Yesterday, you had a mental breakdown. I cried for 6 hours straight and you Googled “ways to **** myself”. You were scared that you were going to hurt yourself or your baby, so you called your midwife, who diagnosed you with severe postpartum depression, anxiety, and Complex PTSD. She immediately prescribed me medication.
Today, 30 minutes ago, you got home from CVS, where you picked up your prescription for Lexipro, an antidepressant, and Xanax for when you have major episodes (which you’re hoping you never have to use). You took your first antidepressant right before starting to write this. You’re scared about how it’s going to impact you.
Now... I want to talk about where I hope you are now.
I hope and pray that you are truly, genuinely, unapologetically happy — not only happy on some days, not only happy on social media, not only happy because you don’t want to let your family down again, but actually HAPPY.
I pray that you survived the first months and years of raising two very young children as a single mother with nothing more than a few bumps and bruises, even though it will be, without a doubt, one of the hardest things you’ll ever do. They will test you and push you past your limits. You will scream and cry and doubt yourself more than once, but every day, you’ll wake up and you’ll keep raising those babies and you will do your best, even if your best is only getting through the day. I’m proud of you for getting through the days when you didn’t think you could.

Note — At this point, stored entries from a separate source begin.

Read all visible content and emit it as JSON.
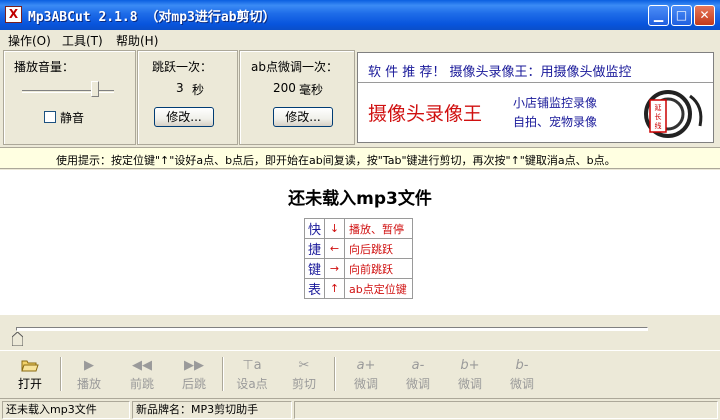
{
  "window": {
    "title": "Mp3ABCut 2.1.8 （对mp3进行ab剪切）",
    "icon_letter": "X"
  },
  "menu": [
    {
      "label": "操作(O)"
    },
    {
      "label": "工具(T)"
    },
    {
      "label": "帮助(H)"
    }
  ],
  "volume": {
    "label": "播放音量：",
    "level": 0.85,
    "mute_label": "静音",
    "muted": false
  },
  "jump": {
    "label": "跳跃一次：",
    "value": "3",
    "unit": "秒",
    "edit_label": "修改..."
  },
  "ab_adjust": {
    "label": "ab点微调一次：",
    "value": "200",
    "unit": "毫秒",
    "edit_label": "修改..."
  },
  "ad": {
    "headline": "软 件 推 荐！ 摄像头录像王：用摄像头做监控",
    "product": "摄像头录像王",
    "line1": "小店铺监控录像",
    "line2": "自拍、宠物录像",
    "badge": "延长线"
  },
  "tip": "使用提示：按定位键\"↑\"设好a点、b点后，即开始在ab间复读，按\"Tab\"键进行剪切，再次按\"↑\"键取消a点、b点。",
  "main": {
    "title": "还未载入mp3文件",
    "shortcut_title": [
      "快",
      "捷",
      "键",
      "表"
    ],
    "shortcuts": [
      {
        "key": "↓",
        "action": "播放、暂停"
      },
      {
        "key": "←",
        "action": "向后跳跃"
      },
      {
        "key": "→",
        "action": "向前跳跃"
      },
      {
        "key": "↑",
        "action": "ab点定位键"
      }
    ]
  },
  "progress": {
    "position": 0.0
  },
  "toolbar": {
    "open": {
      "label": "打开",
      "icon": "open-folder-icon"
    },
    "play": {
      "label": "播放",
      "icon": "play-icon"
    },
    "back": {
      "label": "前跳",
      "icon": "rewind-icon"
    },
    "fwd": {
      "label": "后跳",
      "icon": "fast-forward-icon"
    },
    "setab": {
      "label": "设a点",
      "icon": "pin-a-icon"
    },
    "cut": {
      "label": "剪切",
      "icon": "scissors-icon"
    },
    "a_plus": {
      "label": "微调",
      "glyph": "a+"
    },
    "a_minus": {
      "label": "微调",
      "glyph": "a-"
    },
    "b_plus": {
      "label": "微调",
      "glyph": "b+"
    },
    "b_minus": {
      "label": "微调",
      "glyph": "b-"
    }
  },
  "status": {
    "file": "还未载入mp3文件",
    "brand": "新品牌名：MP3剪切助手"
  },
  "colors": {
    "accent_red": "#d01010",
    "accent_blue": "#1a1a9a",
    "titlebar": "#0A5FE0",
    "tip_bg": "#FFFFE1"
  }
}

I hope that you were strong for your children. That no matter what was going on around you or inside of you, you stayed strong for them and you showed them what a true warrior looked like. They will look up to you more than you’ll ever know.
I pray that your heart has healed from the trauma. I pray that you no longer feel like you can’t breath when you think of the pain you went through. I pray that you look back on the days that it felt like you were dying, because the emotional pain caused you to be physically ill and you take a deep breath and feel thankful that you never felt that pain again. I pray that your heart no longer yearns for someone to just give you the bare minimum. I pray that you never have to feel what you felt when you were with him again. I pray that you have high standards and you don’t accept anything less than what you believe you deserve. I pray that you let him go, even though it destroyed you to do so.
I pray that your financial situation did a 360. I pray that you saved everything you could and that you built your credit score and that you turned your life around completely in that aspect, even though I’m sure it was a slow and grueling process.
I pray that you focused on YOU. I pray that every day, at some point, you took time for yourself. I pray that you finished that 6-Minute Diary. I pray that you practiced personal development. I pray that you did yoga. I pray that you found your way to the gym, your happy place. I bet you’re in the best shape of your life right now. You’re amazing.
Your son should have just turned seven and your daughter should have just turned five. It’s amazing how fast time flies.
I hope that you’re reading this, with tears steaming down your face, not because you’re sad, but because you survived something that almost ****** you. You are a survivor of domestic abuse. You are a survivor of extreme narcissistic abuse. You broke free from a cycle that would have destroyed your life. You left with one year old and a newborn and you pushed on, even on the days when you would have rather been dead. You changed your life for the better and you saved your children from a lifetime of unhappiness and generational toxicity.
I hope you’re so ******* proud of yourself. You did it. You made it. I love you. I hope your love yourself today.